I could tell them to think about what it’s like to wake up in the middle of the night drenched in sweat. It might seem like a reaction to a nightmare, but it’s the body trying to convey a message that is, by some miracle, supposed to be grasped by someone who was just trying to get a solid night’s sleep.

I could tell them to envision feeling like energy is sapped out of every pore in the body abruptly, with little warning.

I could tell them that sometimes, it results in pure panic, particularly when no fast-acting carbohydrates are on hand or when no one is around to help you.

I could tell them that low blood sugar is one of the biggest sources of anxiety for many PWD, that it causes a deeply rooted fear. That it can sometimes lead to a PWD making unhealthy choices just to avoid a low from happening in the first place.

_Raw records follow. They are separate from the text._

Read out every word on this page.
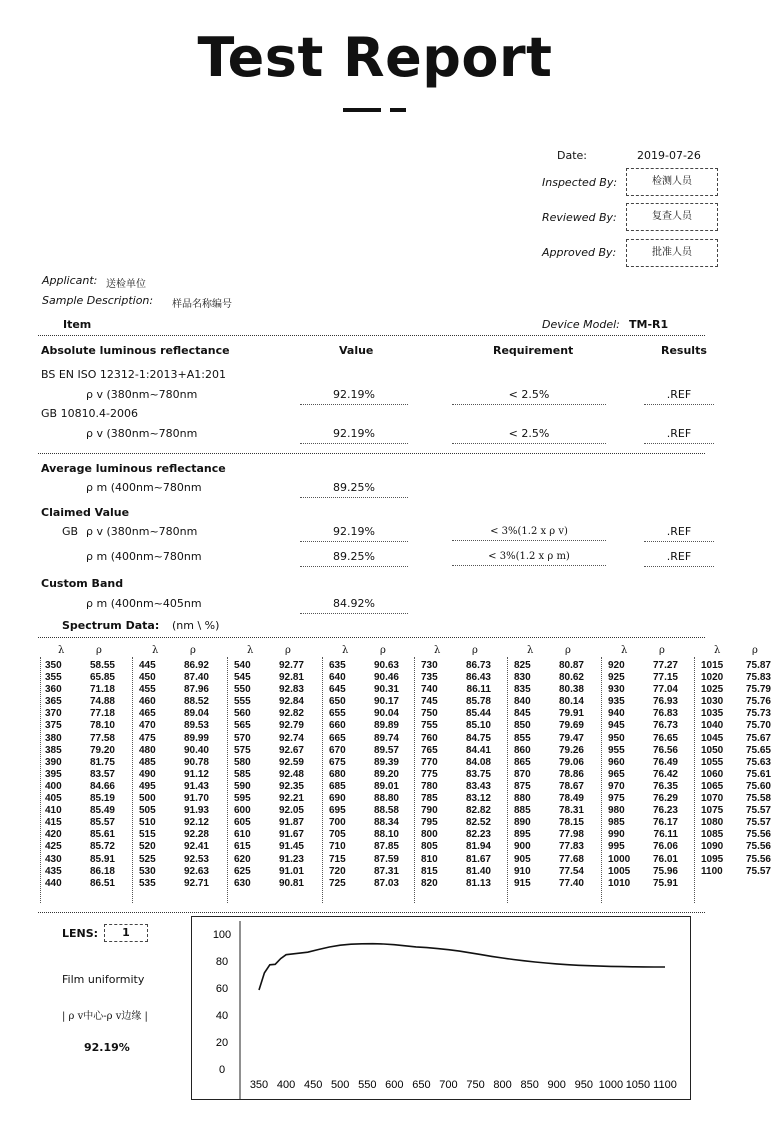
Test Report
Date:	2019-07-26
Inspected By:	检测人员
Reviewed By:	复查人员
Approved By:	批准人员
Applicant: 送检单位
Sample Description: 样品名称编号
Item	Device Model: TM-R1
Absolute luminous reflectance	Value	Requirement	Results
BS EN ISO 12312-1:2013+A1:201
ρ v (380nm~780nm	92.19%	< 2.5%	.REF
GB 10810.4-2006
ρ v (380nm~780nm	92.19%	< 2.5%	.REF
Average luminous reflectance
ρ m (400nm~780nm	89.25%
Claimed Value
GB ρ v (380nm~780nm	92.19%	< 3%(1.2 x ρ v)	.REF
ρ m (400nm~780nm	89.25%	< 3%(1.2 x ρ m)	.REF
Custom Band
ρ m (400nm~405nm	84.92%
Spectrum Data: (nm \ %)
λ	ρ
350	58.55
355	65.85
360	71.18
365	74.88
370	77.18
375	78.10
380	77.58
385	79.20
390	81.75
395	83.57
400	84.66
405	85.19
410	85.49
415	85.57
420	85.61
425	85.72
430	85.91
435	86.18
440	86.51
λ	ρ
445	86.92
450	87.40
455	87.96
460	88.52
465	89.04
470	89.53
475	89.99
480	90.40
485	90.78
490	91.12
495	91.43
500	91.70
505	91.93
510	92.12
515	92.28
520	92.41
525	92.53
530	92.63
535	92.71
λ	ρ
540	92.77
545	92.81
550	92.83
555	92.84
560	92.82
565	92.79
570	92.74
575	92.67
580	92.59
585	92.48
590	92.35
595	92.21
600	92.05
605	91.87
610	91.67
615	91.45
620	91.23
625	91.01
630	90.81
λ	ρ
635	90.63
640	90.46
645	90.31
650	90.17
655	90.04
660	89.89
665	89.74
670	89.57
675	89.39
680	89.20
685	89.01
690	88.80
695	88.58
700	88.34
705	88.10
710	87.85
715	87.59
720	87.31
725	87.03
λ	ρ
730	86.73
735	86.43
740	86.11
745	85.78
750	85.44
755	85.10
760	84.75
765	84.41
770	84.08
775	83.75
780	83.43
785	83.12
790	82.82
795	82.52
800	82.23
805	81.94
810	81.67
815	81.40
820	81.13
λ	ρ
825	80.87
830	80.62
835	80.38
840	80.14
845	79.91
850	79.69
855	79.47
860	79.26
865	79.06
870	78.86
875	78.67
880	78.49
885	78.31
890	78.15
895	77.98
900	77.83
905	77.68
910	77.54
915	77.40
λ	ρ
920	77.27
925	77.15
930	77.04
935	76.93
940	76.83
945	76.73
950	76.65
955	76.56
960	76.49
965	76.42
970	76.35
975	76.29
980	76.23
985	76.17
990	76.11
995	76.06
1000	76.01
1005	75.96
1010	75.91
λ	ρ
1015	75.87
1020	75.83
1025	75.79
1030	75.76
1035	75.73
1040	75.70
1045	75.67
1050	75.65
1055	75.63
1060	75.61
1065	75.60
1070	75.58
1075	75.57
1080	75.57
1085	75.56
1090	75.56
1095	75.56
1100	75.57
LENS:	1
Film uniformity
| ρ v中心-ρ v边缘 |
92.19%
0
20
40
60
80
100
350 400 450 500 550 600 650 700 750 800 850 900 950 1000 1050 1100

I could say all of this to anyone who asked me this question – and I still don’t think it would completely convey what it’s like to have low blood sugar.

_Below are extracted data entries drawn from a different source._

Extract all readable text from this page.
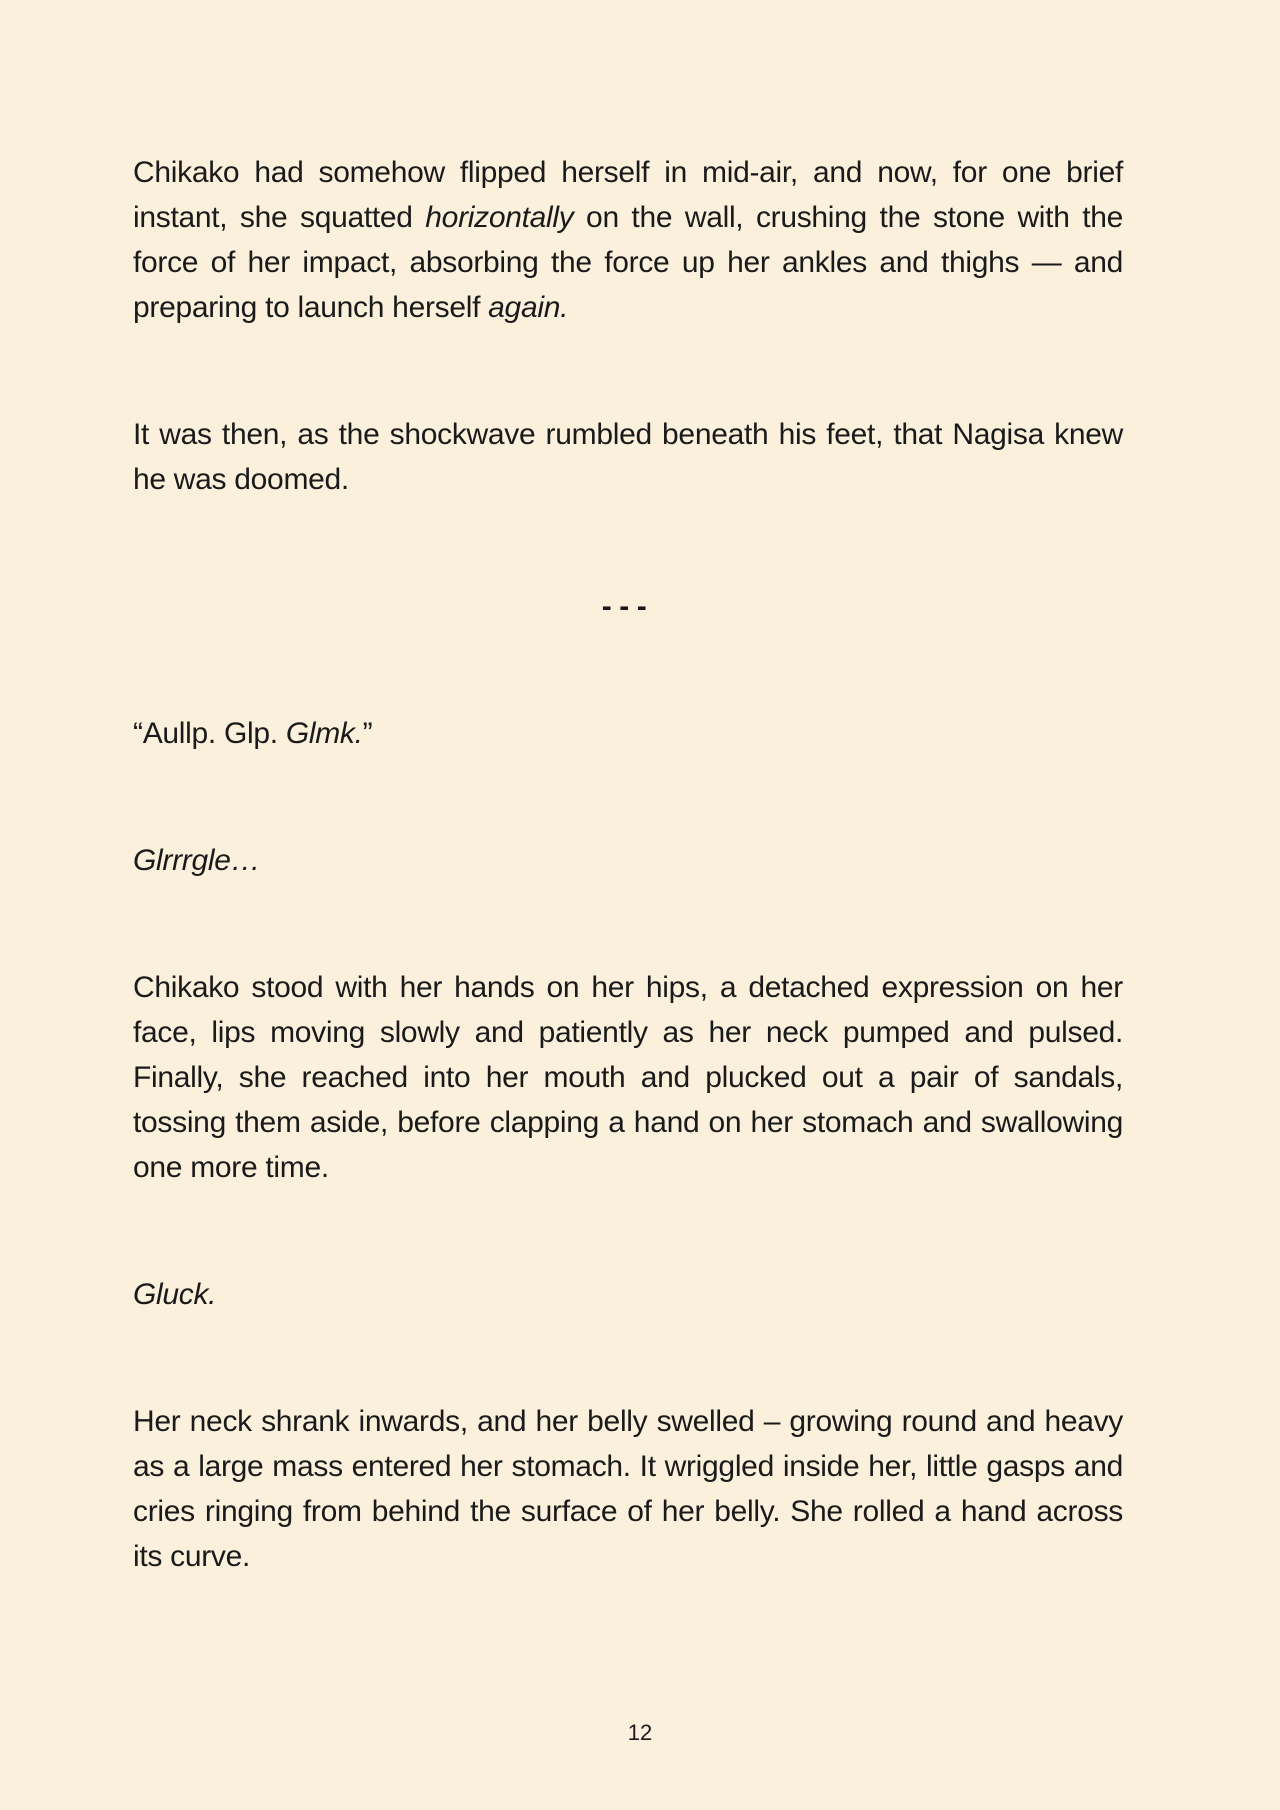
Chikako had somehow flipped herself in mid-air, and now, for one brief instant, she squatted horizontally on the wall, crushing the stone with the force of her impact, absorbing the force up her ankles and thighs — and preparing to launch herself again.

It was then, as the shockwave rumbled beneath his feet, that Nagisa knew he was doomed.

---

“Aullp. Glp. Glmk.”

Glrrrgle…

Chikako stood with her hands on her hips, a detached expression on her face, lips moving slowly and patiently as her neck pumped and pulsed. Finally, she reached into her mouth and plucked out a pair of sandals, tossing them aside, before clapping a hand on her stomach and swallowing one more time.

Gluck.

Her neck shrank inwards, and her belly swelled – growing round and heavy as a large mass entered her stomach. It wriggled inside her, little gasps and cries ringing from behind the surface of her belly. She rolled a hand across its curve.

12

How would you describe it to someone asking you about it? Would you use the terse medical explanation, or would you try to talk about how it really feels?

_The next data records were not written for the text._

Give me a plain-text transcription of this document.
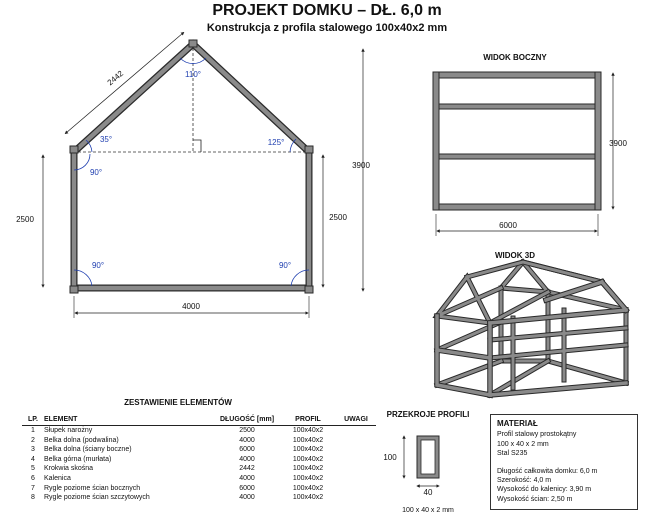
PROJEKT DOMKU – DŁ. 6,0 m
Konstrukcja z profila stalowego 100x40x2 mm
110°
35°	125°
90°
90°	90°
2442
2500	2500
3900
4000
WIDOK BOCZNY
3900
6000
WIDOK 3D
100
40
100 x 40 x 2 mm
ZESTAWIENIE ELEMENTÓW
LP.	ELEMENT	DŁUGOŚĆ [mm]	PROFIL	UWAGI
1	Słupek narożny	2500	100x40x2	
2	Belka dolna (podwalina)	4000	100x40x2	
3	Belka dolna (ściany boczne)	6000	100x40x2	
4	Belka górna (murłata)	4000	100x40x2	
5	Krokwia skośna	2442	100x40x2	
6	Kalenica	4000	100x40x2	
7	Rygle poziome ścian bocznych	6000	100x40x2	
8	Rygle poziome ścian szczytowych	4000	100x40x2	
PRZEKROJE PROFILI
MATERIAŁ
Profil stalowy prostokątny
100 x 40 x 2 mm
Stal S235
Długość całkowita domku: 6,0 m
Szerokość: 4,0 m
Wysokość do kalenicy: 3,90 m
Wysokość ścian: 2,50 m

Leave your responses in the comments – I’d like to know how you handle this. And if you thought this was an interesting post, let me know. I’m thinking of doing a series about how I answer the more complicated diabetes-related questions I’m asked.


7 thoughts on “What it Feels Like to Have Low Blood Sugar

  1. Its nice to see another PWD describe their experiences with hypos. I did a blog some time ago (1 year?) on how lows made me feel. I have to say my experiences are a little different, not much but some. During a low I don’t crave sugar like you do. It is actually very hard to get me to eat or drink anything when it gets low. The tiredness I get in spades. That is usually one of my tip offs that it is getting low. Anymore when I get tired now I check my Dexcom to see where mysugar level is at.The other really noticeable indicator for low is my concentration and begin able to do even simple math in my head. Now I can still do the math in my head but it takes me much longer as I can’t concentrate on it and I find my mind wondering way too much. Normally I can do double digit math in my head with little problem. When low I have issue with single digit multiplication in there (my head). The fear you talked about is also there. I fear it because of my history of being highly aggressive/combative while low. When I was 12 I threw a nurse 5 feet (1.5m) across our living room. Later, after I grew up and much stronger, I woke up with 8 EMTs holding me down on my bed trying to get an IV started. They told me I was fine until they stuck the IV needle in. These incidents have left me with a near paralyzing fear / panic attacks when I feel it getting low. LOL I just had the thought of asking the curious if I could shoot them up with extra insulin so they could actually experience this awesome gift from diabetes. No I would not wish that on anyone. Thanks for the look into someone else hypo experiences. It has been an interesting journey.

    Liked by 1 person

  2. I had a hypo in a supermarket a few days ago. The stupid thing is that I suspected I might get one when I injected, but didn’t do anything about it because I thought I’d just take something with me to compensate if I needed it.

    I forgot.

    So I walked into the supermarket feeling a bit low, but not too bad so pressed on. I got what I needed and paid, but stopped to test before I walked home. 3.1 was the result and though I don’t use hypos as an excuse to eat lots, I did panic and ended up having 150g of carbs to correct. I was very nice too, a Snickers and a big bag of Randoms.

    As for how it feels, it’s very much like being deflated; no strength, shaky, can’t walk in a straight line, everything is an effort, that sort of thing.